Terkait dengan putusan kasasi dalam perkara perdata itu, mantan bupati Halmahera Utara Hein Namotemo bersama Joice Duan, ketua Yayasan GMIH, pendeta S.S Duan serta J. Timisela mendatangi kantor bupati Halmahera Utara.

Menurut Ketua Yayasan GMIH, S. S Duan, kedatangan pengurus Yayasan GMIH di kantor bupati untuk menyampaikan pemberitahuan keputusan Mahkamah Agung dalam perkara perdata antara Pdt Anton Piga dan Pdt Demianus Ice selaku pemohon kasasi beralamat jalan Kemakmuran desa Gamsungi Tobelo, melawan Pdt Lewian Sambaimana dan kawan-kawan sebagai termohon kasasi beralamat jalan kawasan pemerintahan desa Gamsungi Tobelo.

“MA dalam amar putusannya menyatakan menolak permohonan kasasi para pemohon kasasi, oleh karena itu, maka BPHS GMIH yang sah adalah GMIH dibawah kepempinan Pdt Lewian Sambaimana selaku ketua Sinode GMIH dan Pdt Alven Tarnate selaku Sekum,” kata S. S Duan, Senin (26/3).
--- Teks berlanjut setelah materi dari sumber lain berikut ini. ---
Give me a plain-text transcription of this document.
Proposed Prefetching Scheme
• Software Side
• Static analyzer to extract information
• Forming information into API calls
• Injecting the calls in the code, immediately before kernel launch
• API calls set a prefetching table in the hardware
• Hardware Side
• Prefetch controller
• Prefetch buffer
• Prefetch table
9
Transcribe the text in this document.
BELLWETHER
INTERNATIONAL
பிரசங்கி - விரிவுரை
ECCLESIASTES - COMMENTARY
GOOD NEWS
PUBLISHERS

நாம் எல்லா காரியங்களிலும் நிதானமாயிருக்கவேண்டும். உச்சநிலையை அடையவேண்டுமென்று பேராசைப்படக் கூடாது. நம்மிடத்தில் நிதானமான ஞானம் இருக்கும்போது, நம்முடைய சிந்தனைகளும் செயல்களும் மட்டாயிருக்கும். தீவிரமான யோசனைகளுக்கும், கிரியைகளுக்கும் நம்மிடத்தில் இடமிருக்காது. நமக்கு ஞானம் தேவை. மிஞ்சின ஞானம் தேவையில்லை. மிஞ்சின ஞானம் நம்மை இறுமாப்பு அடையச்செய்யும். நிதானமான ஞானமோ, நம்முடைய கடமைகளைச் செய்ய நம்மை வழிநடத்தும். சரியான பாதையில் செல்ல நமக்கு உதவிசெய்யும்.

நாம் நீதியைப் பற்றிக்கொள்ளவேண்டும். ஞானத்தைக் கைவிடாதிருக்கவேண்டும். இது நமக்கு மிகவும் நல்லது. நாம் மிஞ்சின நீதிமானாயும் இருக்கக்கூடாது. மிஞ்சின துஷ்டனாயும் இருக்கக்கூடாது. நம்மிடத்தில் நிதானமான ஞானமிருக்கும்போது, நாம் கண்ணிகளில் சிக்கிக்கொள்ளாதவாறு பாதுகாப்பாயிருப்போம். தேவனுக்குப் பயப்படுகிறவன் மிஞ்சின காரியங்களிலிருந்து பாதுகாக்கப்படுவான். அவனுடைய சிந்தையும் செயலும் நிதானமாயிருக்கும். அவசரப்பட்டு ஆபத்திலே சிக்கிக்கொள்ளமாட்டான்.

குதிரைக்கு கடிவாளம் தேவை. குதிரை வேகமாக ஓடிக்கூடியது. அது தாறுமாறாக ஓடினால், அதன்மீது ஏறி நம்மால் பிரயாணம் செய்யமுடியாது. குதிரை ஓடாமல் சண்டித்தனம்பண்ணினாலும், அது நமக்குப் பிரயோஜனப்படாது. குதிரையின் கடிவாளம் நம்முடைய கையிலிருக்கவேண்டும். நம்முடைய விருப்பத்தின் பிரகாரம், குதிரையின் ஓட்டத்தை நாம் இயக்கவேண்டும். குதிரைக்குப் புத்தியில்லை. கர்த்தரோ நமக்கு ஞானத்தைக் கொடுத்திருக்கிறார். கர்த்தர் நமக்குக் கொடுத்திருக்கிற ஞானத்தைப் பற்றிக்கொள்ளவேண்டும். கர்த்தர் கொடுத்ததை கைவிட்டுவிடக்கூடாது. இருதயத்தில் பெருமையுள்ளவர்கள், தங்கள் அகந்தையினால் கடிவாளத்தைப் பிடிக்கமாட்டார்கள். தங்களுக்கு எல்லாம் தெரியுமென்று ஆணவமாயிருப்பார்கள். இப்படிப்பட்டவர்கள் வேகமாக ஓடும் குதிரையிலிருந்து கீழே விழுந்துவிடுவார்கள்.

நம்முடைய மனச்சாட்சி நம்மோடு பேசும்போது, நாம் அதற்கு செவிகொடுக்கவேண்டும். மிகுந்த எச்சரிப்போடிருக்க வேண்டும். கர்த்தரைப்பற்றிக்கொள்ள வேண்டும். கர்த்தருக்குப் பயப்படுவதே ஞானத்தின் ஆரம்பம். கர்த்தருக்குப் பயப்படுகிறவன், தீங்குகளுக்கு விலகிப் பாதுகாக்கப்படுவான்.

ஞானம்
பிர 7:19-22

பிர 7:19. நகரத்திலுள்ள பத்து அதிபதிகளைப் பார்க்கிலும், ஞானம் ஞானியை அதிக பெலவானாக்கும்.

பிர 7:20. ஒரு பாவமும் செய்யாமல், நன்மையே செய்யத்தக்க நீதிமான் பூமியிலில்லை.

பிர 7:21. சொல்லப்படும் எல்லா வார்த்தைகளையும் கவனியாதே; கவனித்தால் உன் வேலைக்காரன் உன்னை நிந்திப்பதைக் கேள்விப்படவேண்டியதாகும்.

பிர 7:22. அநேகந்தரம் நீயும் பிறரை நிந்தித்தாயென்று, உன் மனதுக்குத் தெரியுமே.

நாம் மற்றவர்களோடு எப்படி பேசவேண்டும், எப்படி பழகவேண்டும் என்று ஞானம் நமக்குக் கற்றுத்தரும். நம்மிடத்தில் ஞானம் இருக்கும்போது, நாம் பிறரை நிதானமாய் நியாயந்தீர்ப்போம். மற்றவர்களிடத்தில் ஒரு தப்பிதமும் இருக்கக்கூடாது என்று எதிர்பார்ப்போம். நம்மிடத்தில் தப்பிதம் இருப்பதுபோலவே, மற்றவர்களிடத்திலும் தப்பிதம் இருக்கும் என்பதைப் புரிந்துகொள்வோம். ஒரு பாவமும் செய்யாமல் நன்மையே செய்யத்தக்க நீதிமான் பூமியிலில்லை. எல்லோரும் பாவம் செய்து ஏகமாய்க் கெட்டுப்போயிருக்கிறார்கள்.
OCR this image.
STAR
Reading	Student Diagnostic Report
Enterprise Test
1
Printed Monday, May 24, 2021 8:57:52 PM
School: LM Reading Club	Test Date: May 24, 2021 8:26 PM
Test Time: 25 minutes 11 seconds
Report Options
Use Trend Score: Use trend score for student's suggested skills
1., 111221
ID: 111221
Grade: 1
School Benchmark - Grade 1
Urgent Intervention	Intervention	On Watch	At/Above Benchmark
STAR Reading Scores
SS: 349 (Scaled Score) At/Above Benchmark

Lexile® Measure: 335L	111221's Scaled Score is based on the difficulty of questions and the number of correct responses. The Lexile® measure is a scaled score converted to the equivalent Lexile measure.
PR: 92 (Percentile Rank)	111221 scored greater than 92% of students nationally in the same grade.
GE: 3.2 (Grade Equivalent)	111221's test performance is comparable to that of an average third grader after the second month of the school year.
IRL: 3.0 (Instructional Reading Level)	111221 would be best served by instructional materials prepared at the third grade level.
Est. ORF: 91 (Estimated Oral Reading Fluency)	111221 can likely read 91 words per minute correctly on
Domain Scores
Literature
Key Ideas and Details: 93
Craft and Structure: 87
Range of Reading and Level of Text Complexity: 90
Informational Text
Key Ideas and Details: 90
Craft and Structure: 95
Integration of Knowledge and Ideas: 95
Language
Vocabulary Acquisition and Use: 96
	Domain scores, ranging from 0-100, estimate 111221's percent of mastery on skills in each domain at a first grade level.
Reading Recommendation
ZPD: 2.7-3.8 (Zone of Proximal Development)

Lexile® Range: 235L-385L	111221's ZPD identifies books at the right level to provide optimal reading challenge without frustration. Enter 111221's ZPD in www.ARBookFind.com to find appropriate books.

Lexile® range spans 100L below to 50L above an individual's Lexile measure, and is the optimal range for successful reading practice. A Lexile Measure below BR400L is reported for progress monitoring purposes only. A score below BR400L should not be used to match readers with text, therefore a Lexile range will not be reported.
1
Menurutnya, berdasarkan pertimbangan hukum majelis hakim pengadilan tinggi Maluku Utara, dalam putusan halaman 13 paragraf ke-2 pada pokoknya menyatakan bahwa BPHS GMIH yang sah adalah BPHS GMIH hasil Sidang Sinode Istimewa (SSI) GMIH yang dilaksanakan pada tanggal 6-8 September 2013, selanjutnya pada halaman 14 paragraf ke-4 menyatakan bahwa oleh karena BPHS GMIH yang sah BPHS GMIH hasil Sidang Sinode Istimewa maka yang berhak melaksanakan sidang sinode 2017 dibawah kepempinan Pdt Lewian Sambaimana selaku ketua Sinode GMIH dan Pdt Alven Tarnate selaku Sekum.

Oleh karena itu kata Duan, persidangan Sinode GMIH yang dilaksanakan di Jemaat Sion WKO tanggal 1-6 Juni 2017 dan memilih BPHS GMIH periode 2017-2022 serta semua produk persidangan yang telah dikeluarkan sah dan mempunyai kekuatan hukum mengikat,” tegasnya.

Dikatakannya, semua kendali GMIH dinyatakan sah apabila berada dibawah kendali BPHS GMIH hasil sidang Sinode GMIH Jemaat Sion WKO dibawah kepempinan Pdt Lewian Sambaimana selaku ketua Sinode GMIH dan Pdt Alven Tarnate selaku Sekum.

Sidang Sinode GMIH yang pernah dilaksanakan di Buli pada September 2017 dengan memilih Pdt Demianus Ice dan Pdt Verdianus Guslauw selaku ketua dan sekertaris BPHS GMIH serta semua produk persidangan yang dihasilkan dalam persidangan Sinode tersebut tidak sah karena bertentangan dengan hukum. “Karena itu, BPH GMIH hasil sidang Sinode Buli dianggap tidak ada, karena dengan sendirinya dibubarkan secara hukum,” ujarnya.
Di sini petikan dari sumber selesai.